The Seasoned Ticket #170

Robert Horton is a Scarecrow board member and a longtime film critic. He will be contributing a series of “critic’s notes” to the Scarecrow blog—a chance to highlight worthy films playing locally and connecting them to the riches of Scarecrow’s collection.

Quick notes on two 2021 films, a Finnish picture that opens this weekend at SIFF Cinema Uptown, and a Hollywood star vehicle that’s streaming near you.

Being the Ricardos

Aaron Sorkin writes and directs this look at a week in the existence of I Love Lucy, a seemingly bizarre subject for an ambitious filmmaker. There are Sorkinesque political shadings all over the place, though: some red-baiting around Lucille Ball (“red” as in Commie menace, not hair hue), some Cuban-baiting around Desi Arnaz, a moment or two spent on the place of women in showbiz, and a few slaps at the timorousness of networks and sponsors. Because it’s Sorkin, most of this is steered toward tidy, middlebrow conclusions; also because it’s Sorkin, the steering is often amusing. An appealing cast does not hurt.

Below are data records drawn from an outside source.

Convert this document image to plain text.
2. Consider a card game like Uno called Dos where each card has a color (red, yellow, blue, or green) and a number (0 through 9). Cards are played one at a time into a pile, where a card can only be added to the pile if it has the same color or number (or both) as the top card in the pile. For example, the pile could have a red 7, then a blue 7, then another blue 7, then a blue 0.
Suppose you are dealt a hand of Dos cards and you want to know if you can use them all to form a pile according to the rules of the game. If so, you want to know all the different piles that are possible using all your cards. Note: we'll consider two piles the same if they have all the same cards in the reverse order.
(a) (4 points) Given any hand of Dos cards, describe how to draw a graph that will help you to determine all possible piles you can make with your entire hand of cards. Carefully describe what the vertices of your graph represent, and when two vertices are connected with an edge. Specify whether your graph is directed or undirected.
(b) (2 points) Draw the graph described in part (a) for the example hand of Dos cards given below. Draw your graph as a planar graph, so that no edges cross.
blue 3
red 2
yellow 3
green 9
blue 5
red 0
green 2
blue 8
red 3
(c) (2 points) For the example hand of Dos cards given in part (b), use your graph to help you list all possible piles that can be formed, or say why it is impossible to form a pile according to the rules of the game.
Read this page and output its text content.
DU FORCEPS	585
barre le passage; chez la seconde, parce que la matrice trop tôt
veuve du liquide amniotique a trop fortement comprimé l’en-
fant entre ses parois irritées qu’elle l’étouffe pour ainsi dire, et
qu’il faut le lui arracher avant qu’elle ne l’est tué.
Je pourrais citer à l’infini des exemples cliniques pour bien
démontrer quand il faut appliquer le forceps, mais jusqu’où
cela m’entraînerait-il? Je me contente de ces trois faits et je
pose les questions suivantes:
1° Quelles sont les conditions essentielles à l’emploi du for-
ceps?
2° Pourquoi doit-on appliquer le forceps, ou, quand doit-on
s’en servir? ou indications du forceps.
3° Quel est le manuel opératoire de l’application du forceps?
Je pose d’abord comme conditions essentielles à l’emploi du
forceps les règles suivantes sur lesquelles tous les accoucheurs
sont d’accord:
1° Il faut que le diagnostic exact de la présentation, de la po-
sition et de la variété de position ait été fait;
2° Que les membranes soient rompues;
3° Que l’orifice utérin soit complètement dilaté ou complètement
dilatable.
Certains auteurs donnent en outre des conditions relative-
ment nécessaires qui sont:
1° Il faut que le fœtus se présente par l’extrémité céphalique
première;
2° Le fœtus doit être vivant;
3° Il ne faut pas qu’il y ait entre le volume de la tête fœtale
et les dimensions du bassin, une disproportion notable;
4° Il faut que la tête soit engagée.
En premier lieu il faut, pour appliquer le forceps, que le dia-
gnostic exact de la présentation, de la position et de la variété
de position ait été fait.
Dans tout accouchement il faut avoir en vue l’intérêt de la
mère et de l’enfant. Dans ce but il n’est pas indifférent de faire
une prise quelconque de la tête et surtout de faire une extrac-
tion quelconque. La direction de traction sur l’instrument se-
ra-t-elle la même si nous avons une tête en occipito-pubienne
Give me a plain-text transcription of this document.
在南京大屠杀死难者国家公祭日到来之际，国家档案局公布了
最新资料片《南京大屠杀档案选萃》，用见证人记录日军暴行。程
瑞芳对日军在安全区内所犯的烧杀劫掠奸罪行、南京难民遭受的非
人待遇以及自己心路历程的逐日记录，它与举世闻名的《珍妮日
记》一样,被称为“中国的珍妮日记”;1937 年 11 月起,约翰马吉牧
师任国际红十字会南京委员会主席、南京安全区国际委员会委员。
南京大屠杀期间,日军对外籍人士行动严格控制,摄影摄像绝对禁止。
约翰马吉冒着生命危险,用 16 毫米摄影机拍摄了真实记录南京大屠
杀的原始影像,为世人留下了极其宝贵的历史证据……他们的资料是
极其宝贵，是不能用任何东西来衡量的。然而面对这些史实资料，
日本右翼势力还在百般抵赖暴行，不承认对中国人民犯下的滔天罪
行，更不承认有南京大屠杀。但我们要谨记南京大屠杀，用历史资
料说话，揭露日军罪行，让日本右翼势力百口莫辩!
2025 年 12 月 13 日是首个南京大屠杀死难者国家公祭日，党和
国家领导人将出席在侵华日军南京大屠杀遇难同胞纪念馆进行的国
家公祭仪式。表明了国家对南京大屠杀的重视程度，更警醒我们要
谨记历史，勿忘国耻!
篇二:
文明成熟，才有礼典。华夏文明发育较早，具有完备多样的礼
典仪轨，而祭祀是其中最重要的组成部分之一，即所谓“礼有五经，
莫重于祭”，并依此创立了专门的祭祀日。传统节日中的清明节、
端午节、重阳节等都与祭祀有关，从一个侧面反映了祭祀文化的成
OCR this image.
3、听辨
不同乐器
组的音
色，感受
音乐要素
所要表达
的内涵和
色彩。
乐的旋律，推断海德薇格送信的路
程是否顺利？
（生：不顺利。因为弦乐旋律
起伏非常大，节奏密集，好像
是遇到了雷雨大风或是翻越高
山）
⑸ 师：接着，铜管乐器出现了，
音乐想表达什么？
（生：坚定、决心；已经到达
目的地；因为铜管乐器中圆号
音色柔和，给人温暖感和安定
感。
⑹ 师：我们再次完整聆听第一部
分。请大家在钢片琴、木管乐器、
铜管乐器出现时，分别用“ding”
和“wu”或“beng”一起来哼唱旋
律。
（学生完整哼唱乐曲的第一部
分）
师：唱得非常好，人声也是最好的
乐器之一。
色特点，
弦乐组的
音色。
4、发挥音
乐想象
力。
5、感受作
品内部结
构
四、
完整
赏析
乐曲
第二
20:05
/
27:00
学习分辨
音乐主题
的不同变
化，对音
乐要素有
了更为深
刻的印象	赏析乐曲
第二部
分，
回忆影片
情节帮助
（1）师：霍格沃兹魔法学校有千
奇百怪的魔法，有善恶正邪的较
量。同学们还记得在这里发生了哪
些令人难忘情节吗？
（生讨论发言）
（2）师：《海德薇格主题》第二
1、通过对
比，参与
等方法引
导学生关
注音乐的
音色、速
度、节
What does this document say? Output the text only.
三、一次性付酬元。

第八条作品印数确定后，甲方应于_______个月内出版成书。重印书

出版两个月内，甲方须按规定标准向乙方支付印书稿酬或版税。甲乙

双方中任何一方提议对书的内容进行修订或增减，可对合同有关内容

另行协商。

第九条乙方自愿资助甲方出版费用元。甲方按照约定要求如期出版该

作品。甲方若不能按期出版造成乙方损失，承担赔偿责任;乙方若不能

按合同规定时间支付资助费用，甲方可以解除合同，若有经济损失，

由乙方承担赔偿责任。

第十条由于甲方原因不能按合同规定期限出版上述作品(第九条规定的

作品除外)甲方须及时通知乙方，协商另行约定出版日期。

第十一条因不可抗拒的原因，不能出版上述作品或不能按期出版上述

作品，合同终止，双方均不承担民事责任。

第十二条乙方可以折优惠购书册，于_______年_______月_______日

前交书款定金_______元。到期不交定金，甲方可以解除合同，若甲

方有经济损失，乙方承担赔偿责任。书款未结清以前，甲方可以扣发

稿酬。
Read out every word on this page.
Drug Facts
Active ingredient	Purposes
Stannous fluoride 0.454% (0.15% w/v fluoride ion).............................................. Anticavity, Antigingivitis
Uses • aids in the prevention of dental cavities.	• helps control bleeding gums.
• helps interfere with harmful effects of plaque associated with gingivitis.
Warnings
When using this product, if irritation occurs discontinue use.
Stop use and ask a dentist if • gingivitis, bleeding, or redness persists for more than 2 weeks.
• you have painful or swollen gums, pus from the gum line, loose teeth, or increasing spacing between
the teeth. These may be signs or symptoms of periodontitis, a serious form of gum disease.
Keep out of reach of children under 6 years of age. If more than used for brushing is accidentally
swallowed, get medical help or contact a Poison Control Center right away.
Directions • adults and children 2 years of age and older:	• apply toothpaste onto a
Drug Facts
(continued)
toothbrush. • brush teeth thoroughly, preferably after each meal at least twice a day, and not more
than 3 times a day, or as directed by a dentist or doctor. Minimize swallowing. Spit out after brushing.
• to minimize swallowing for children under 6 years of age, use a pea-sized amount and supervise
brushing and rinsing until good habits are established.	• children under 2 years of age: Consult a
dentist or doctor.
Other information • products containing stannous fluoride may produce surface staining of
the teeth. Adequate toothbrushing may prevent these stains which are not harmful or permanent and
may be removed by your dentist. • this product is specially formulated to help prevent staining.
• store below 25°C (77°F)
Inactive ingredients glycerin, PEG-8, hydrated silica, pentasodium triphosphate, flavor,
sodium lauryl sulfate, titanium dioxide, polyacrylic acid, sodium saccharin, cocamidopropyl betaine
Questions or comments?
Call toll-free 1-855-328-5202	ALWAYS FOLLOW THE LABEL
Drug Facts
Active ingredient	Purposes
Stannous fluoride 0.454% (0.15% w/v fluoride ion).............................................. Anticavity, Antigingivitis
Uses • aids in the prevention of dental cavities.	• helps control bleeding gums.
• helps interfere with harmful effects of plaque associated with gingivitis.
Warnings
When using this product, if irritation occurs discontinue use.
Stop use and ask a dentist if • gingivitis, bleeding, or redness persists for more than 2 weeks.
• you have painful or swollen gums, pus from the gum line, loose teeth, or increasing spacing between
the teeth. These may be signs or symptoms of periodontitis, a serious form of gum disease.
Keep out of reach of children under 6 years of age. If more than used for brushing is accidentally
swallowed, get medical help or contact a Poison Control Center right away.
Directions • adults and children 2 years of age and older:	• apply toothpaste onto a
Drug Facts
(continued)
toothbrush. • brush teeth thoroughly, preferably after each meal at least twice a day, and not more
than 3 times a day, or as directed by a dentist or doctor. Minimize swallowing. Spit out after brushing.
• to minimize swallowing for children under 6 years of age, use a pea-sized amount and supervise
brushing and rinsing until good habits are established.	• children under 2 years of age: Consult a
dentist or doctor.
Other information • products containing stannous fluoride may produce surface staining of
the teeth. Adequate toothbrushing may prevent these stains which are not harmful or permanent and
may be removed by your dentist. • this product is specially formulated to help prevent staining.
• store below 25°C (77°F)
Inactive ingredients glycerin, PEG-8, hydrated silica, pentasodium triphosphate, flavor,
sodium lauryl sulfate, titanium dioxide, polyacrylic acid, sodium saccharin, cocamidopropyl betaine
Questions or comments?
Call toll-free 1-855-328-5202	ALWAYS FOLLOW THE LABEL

But there is one aspect of Being the Ricardos that is fascinating, and it’s woven into the rhythm of the film throughout. It has to do with the art of acting, and more narrowly the art of comedy. At various times, Lucille Ball (played by Nicole Kidman) must solve or improve some shtick from the show being prepared this week, and we regularly see Kidman’s face, utterly grim, working out the scene’s business, cut together with black-and-white footage of the scene in question, its zany slapstick enhanced. Despite her curiously shiny look (digital smoothing of some kind, I assume?), Kidman’s performance is key to how this works: As Ball, she is quick and sometimes loud, but almost completely without the knockabout quality we know from the TV show; as Lucy, she does the vaudeville arms and saucer eyes and donkey-bray voice. It’s two different people, and it’s an eloquent description of an actor’s skill at transformation—not the kind that holds that acting is presence and personality, but the kind that insists in the skill and the craft of the art. Kidman and Sorkin, two devoted beavers when it comes to their painstaking work, are reminding us that sometimes it’s less about magic than determination. There is something refreshing about this, especially as magic is generally given the upper hand when it comes to explanations of the miracle of acting. And what a curious setting for the idea to take flower—the broad comedy of an obnoxious sitcom!

Compartment No. 6

Finland’s Oscar submission (it didn’t make the final round) appears homely at first but becomes more beautiful as it goes along. This is also true of its characters. Laura (Seidi Haarla), a frumpy Finn studying in Moscow, gets on a northbound train for a research trip; she’s going to Murmansk to look at petroglyphs. She’s been stood up by her Russian lover, a more sophisticated academic. Laura must share her sleeping car with a coarse Russian man, Ljoha (Yuriy Borisov), headed to Murmansk to be a drone worker. (As the journey takes its multi-day course, “Murmansk” begins to sound like some mythical place of no return.) His boorishness makes any kind of understanding between these two people seem unlikely, and indeed at various times we worry whether something bad could happen.

It won’t—the movie’s not a melodrama—but neither is Compartment No. 6 a simplistic heart-tugger about how we might bridge the communication/cultural gap if we just listen better. The film’s grit and humor, and its complete lack of glamour, make its relationship feel earned. Director Juho Kuosmanen has patience, too; the journey will take a while, and his pace is just right for this sort of thing. The story’s lessons and conclusions are fuzzy and fumbling rather than crystal clear, which suits these people, outsiders at best. The best we can hope is that there’s life after Murmansk.

March 4, 2022

 

Robert Horton is a member of the National Society of Film Critics.